Accumulating data from patients with progressive, castration-resistant prostate cancer enrolled in a phase I-II study of MDV3100 show this novel antiandrogen has durable antitumor activity in both pre- and post-chemotherapy populations.
The clinical trial program evaluating MDV3100 for treatment of prostate cancer began in July 2007. The phase I dose-escalation study and phase II expansion trial enrolled 140 patients, including 65 chemotherapy-naïve men and 75 men who were post-docetaxel (Taxotere). Doses studied ranged from 30 mg/day to 600 mg/day. Outcomes based on data collected through April 2009 were published in Lancet (2010; 375:1437-46).
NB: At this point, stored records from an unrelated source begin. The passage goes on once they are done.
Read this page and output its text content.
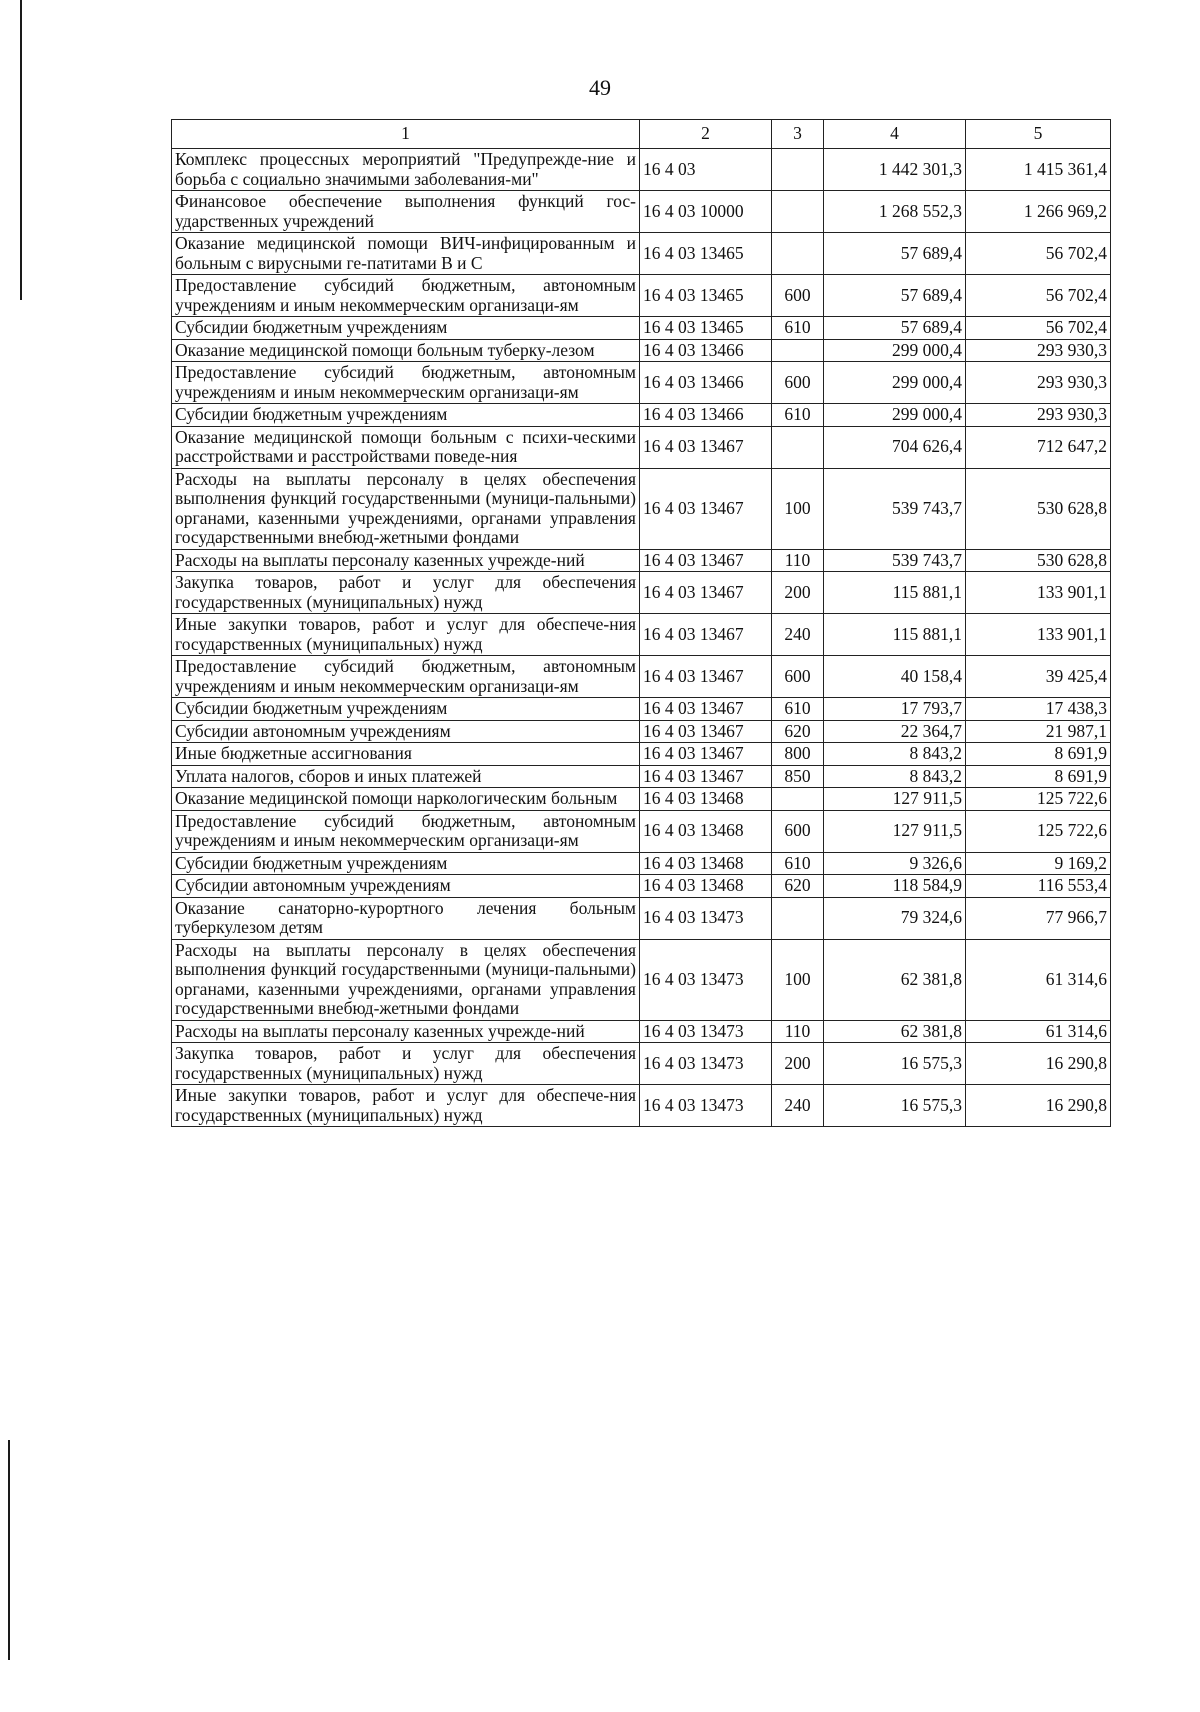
49
1	2	3	4	5
Комплекс процессных мероприятий "Предупрежде-ние и борьба с социально значимыми заболевания-ми"	16 4 03		1 442 301,3	1 415 361,4
Финансовое обеспечение выполнения функций гос-ударственных учреждений	16 4 03 10000		1 268 552,3	1 266 969,2
Оказание медицинской помощи ВИЧ-инфицированным и больным с вирусными ге-патитами В и С	16 4 03 13465		57 689,4	56 702,4
Предоставление субсидий бюджетным, автономным учреждениям и иным некоммерческим организаци-ям	16 4 03 13465	600	57 689,4	56 702,4
Субсидии бюджетным учреждениям	16 4 03 13465	610	57 689,4	56 702,4
Оказание медицинской помощи больным туберку-лезом	16 4 03 13466		299 000,4	293 930,3
Предоставление субсидий бюджетным, автономным учреждениям и иным некоммерческим организаци-ям	16 4 03 13466	600	299 000,4	293 930,3
Субсидии бюджетным учреждениям	16 4 03 13466	610	299 000,4	293 930,3
Оказание медицинской помощи больным с психи-ческими расстройствами и расстройствами поведе-ния	16 4 03 13467		704 626,4	712 647,2
Расходы на выплаты персоналу в целях обеспечения выполнения функций государственными (муници-пальными) органами, казенными учреждениями, органами управления государственными внебюд-жетными фондами	16 4 03 13467	100	539 743,7	530 628,8
Расходы на выплаты персоналу казенных учрежде-ний	16 4 03 13467	110	539 743,7	530 628,8
Закупка товаров, работ и услуг для обеспечения государственных (муниципальных) нужд	16 4 03 13467	200	115 881,1	133 901,1
Иные закупки товаров, работ и услуг для обеспече-ния государственных (муниципальных) нужд	16 4 03 13467	240	115 881,1	133 901,1
Предоставление субсидий бюджетным, автономным учреждениям и иным некоммерческим организаци-ям	16 4 03 13467	600	40 158,4	39 425,4
Субсидии бюджетным учреждениям	16 4 03 13467	610	17 793,7	17 438,3
Субсидии автономным учреждениям	16 4 03 13467	620	22 364,7	21 987,1
Иные бюджетные ассигнования	16 4 03 13467	800	8 843,2	8 691,9
Уплата налогов, сборов и иных платежей	16 4 03 13467	850	8 843,2	8 691,9
Оказание медицинской помощи наркологическим больным	16 4 03 13468		127 911,5	125 722,6
Предоставление субсидий бюджетным, автономным учреждениям и иным некоммерческим организаци-ям	16 4 03 13468	600	127 911,5	125 722,6
Субсидии бюджетным учреждениям	16 4 03 13468	610	9 326,6	9 169,2
Субсидии автономным учреждениям	16 4 03 13468	620	118 584,9	116 553,4
Оказание санаторно-курортного лечения больным туберкулезом детям	16 4 03 13473		79 324,6	77 966,7
Расходы на выплаты персоналу в целях обеспечения выполнения функций государственными (муници-пальными) органами, казенными учреждениями, органами управления государственными внебюд-жетными фондами	16 4 03 13473	100	62 381,8	61 314,6
Расходы на выплаты персоналу казенных учрежде-ний	16 4 03 13473	110	62 381,8	61 314,6
Закупка товаров, работ и услуг для обеспечения государственных (муниципальных) нужд	16 4 03 13473	200	16 575,3	16 290,8
Иные закупки товаров, работ и услуг для обеспече-ния государственных (муниципальных) нужд	16 4 03 13473	240	16 575,3	16 290,8
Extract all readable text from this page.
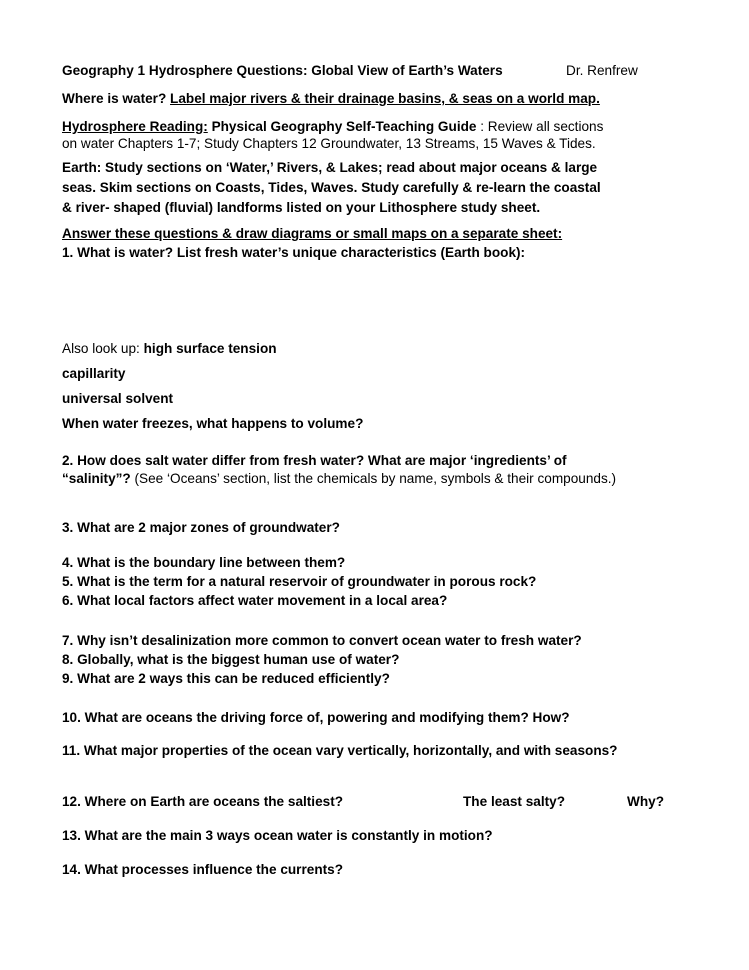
Geography 1 Hydrosphere Questions: Global View of Earth’s Waters	Dr. Renfrew
Where is water? Label major rivers & their drainage basins, & seas on a world map.
Hydrosphere Reading: Physical Geography Self-Teaching Guide : Review all sections
on water Chapters 1-7; Study Chapters 12 Groundwater, 13 Streams, 15 Waves & Tides.
Earth: Study sections on ‘Water,’ Rivers, & Lakes; read about major oceans & large
seas. Skim sections on Coasts, Tides, Waves. Study carefully & re-learn the coastal
& river- shaped (fluvial) landforms listed on your Lithosphere study sheet.
Answer these questions & draw diagrams or small maps on a separate sheet:
1. What is water? List fresh water’s unique characteristics (Earth book):
Also look up: high surface tension
capillarity
universal solvent
When water freezes, what happens to volume?
2. How does salt water differ from fresh water? What are major ‘ingredients’ of
“salinity”? (See ‘Oceans’ section, list the chemicals by name, symbols & their compounds.)
3. What are 2 major zones of groundwater?
4. What is the boundary line between them?
5. What is the term for a natural reservoir of groundwater in porous rock?
6. What local factors affect water movement in a local area?
7. Why isn’t desalinization more common to convert ocean water to fresh water?
8. Globally, what is the biggest human use of water?
9. What are 2 ways this can be reduced efficiently?
10. What are oceans the driving force of, powering and modifying them? How?
11. What major properties of the ocean vary vertically, horizontally, and with seasons?
12. Where on Earth are oceans the saltiest?	The least salty?	Why?
13. What are the main 3 ways ocean water is constantly in motion?
14. What processes influence the currents?
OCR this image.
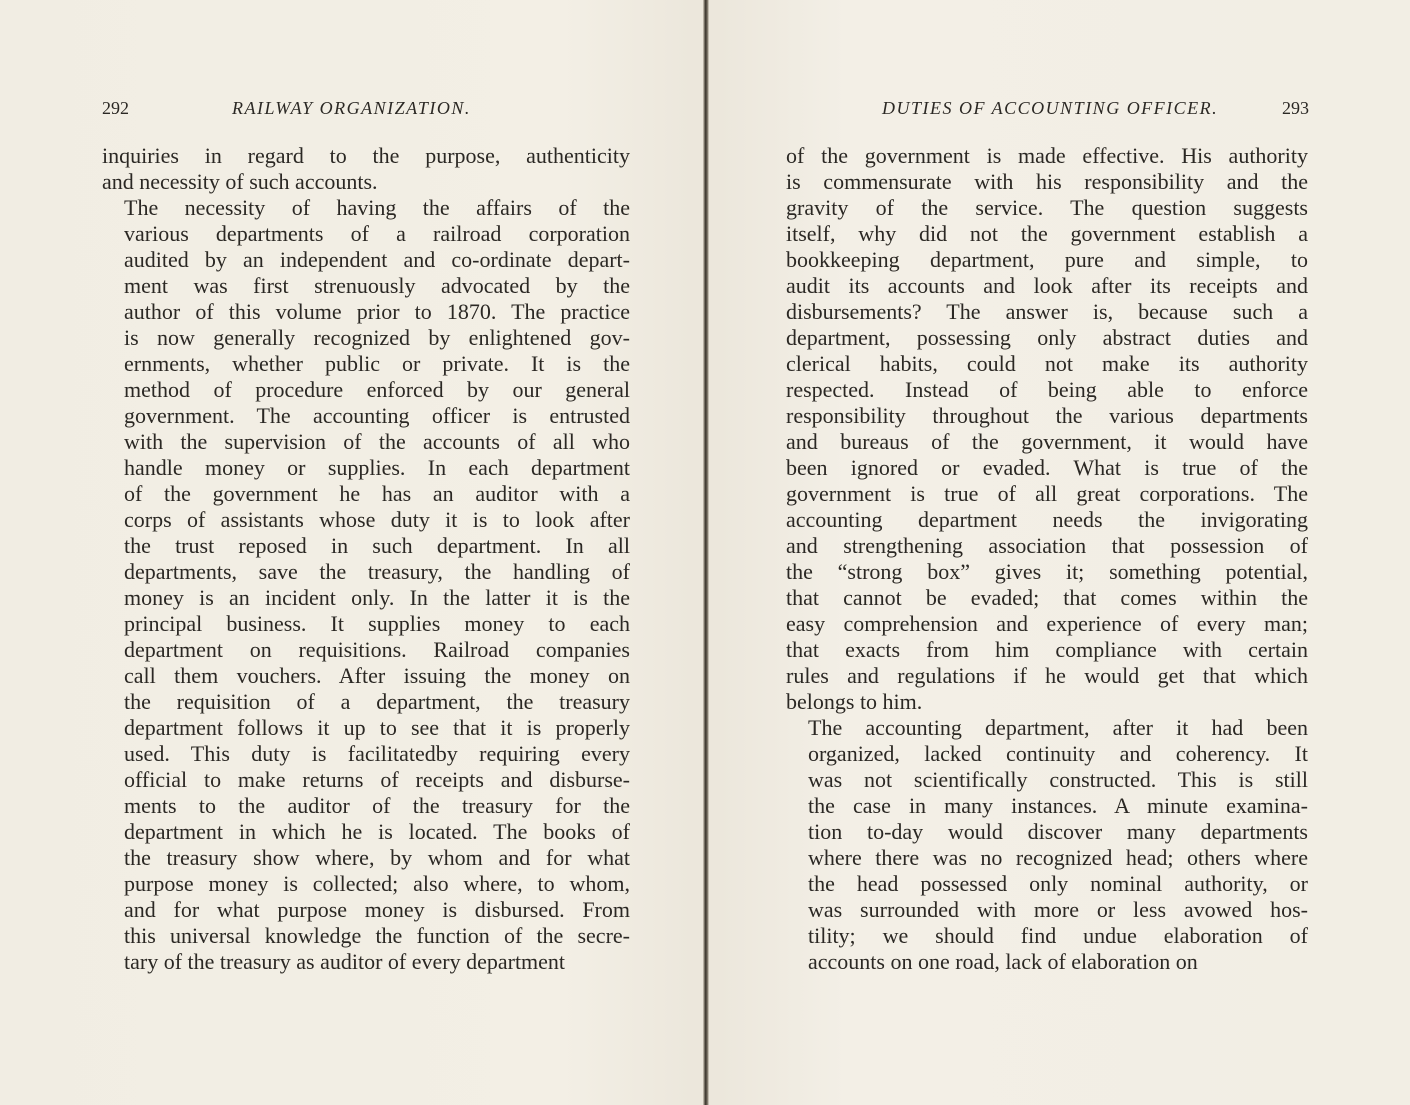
292	RAILWAY ORGANIZATION.

inquiries in regard to the purpose, authenticity
and necessity of such accounts.

The necessity of having the affairs of the
various departments of a railroad corporation
audited by an independent and co-ordinate depart-
ment was first strenuously advocated by the
author of this volume prior to 1870. The practice
is now generally recognized by enlightened gov-
ernments, whether public or private. It is the
method of procedure enforced by our general
government. The accounting officer is entrusted
with the supervision of the accounts of all who
handle money or supplies. In each department
of the government he has an auditor with a
corps of assistants whose duty it is to look after
the trust reposed in such department. In all
departments, save the treasury, the handling of
money is an incident only. In the latter it is the
principal business. It supplies money to each
department on requisitions. Railroad companies
call them vouchers. After issuing the money on
the requisition of a department, the treasury
department follows it up to see that it is properly
used. This duty is facilitatedby requiring every
official to make returns of receipts and disburse-
ments to the auditor of the treasury for the
department in which he is located. The books of
the treasury show where, by whom and for what
purpose money is collected; also where, to whom,
and for what purpose money is disbursed. From
this universal knowledge the function of the secre-
tary of the treasury as auditor of every department

DUTIES OF ACCOUNTING OFFICER.	293

of the government is made effective. His authority
is commensurate with his responsibility and the
gravity of the service. The question suggests
itself, why did not the government establish a
bookkeeping department, pure and simple, to
audit its accounts and look after its receipts and
disbursements? The answer is, because such a
department, possessing only abstract duties and
clerical habits, could not make its authority
respected. Instead of being able to enforce
responsibility throughout the various departments
and bureaus of the government, it would have
been ignored or evaded. What is true of the
government is true of all great corporations. The
accounting department needs the invigorating
and strengthening association that possession of
the “strong box” gives it; something potential,
that cannot be evaded; that comes within the
easy comprehension and experience of every man;
that exacts from him compliance with certain
rules and regulations if he would get that which
belongs to him.

The accounting department, after it had been
organized, lacked continuity and coherency. It
was not scientifically constructed. This is still
the case in many instances. A minute examina-
tion to-day would discover many departments
where there was no recognized head; others where
the head possessed only nominal authority, or
was surrounded with more or less avowed hos-
tility; we should find undue elaboration of
accounts on one road, lack of elaboration on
In her presentation at the AUA annual meeting in Washington, first author Celestia Higano, MD, presented the analysis of the long-term data since the data cutoff of April 2009 for the original Lancet report. This included follow-up of 44 patients remaining in the study who were followed for efficacy and safety per protocol through September 2010. With an additional 18 months of follow-up, the median time to PSA progression (defined per protocol as a ≥25% increase from baseline PSA) has not yet been met for the 65 chemotherapy-naïve patients and is 45 weeks for the 75 post-chemotherapy patients. Median time to PSA progression by Prostate Cancer Clinical Trials Working Group 2 (PCWG2) criteria is 40 and 21 weeks, respectively. Median time to radiographic progression is 56 weeks for the chemotherapy-naïve patients and 25 weeks in the post-chemotherapy subgroup.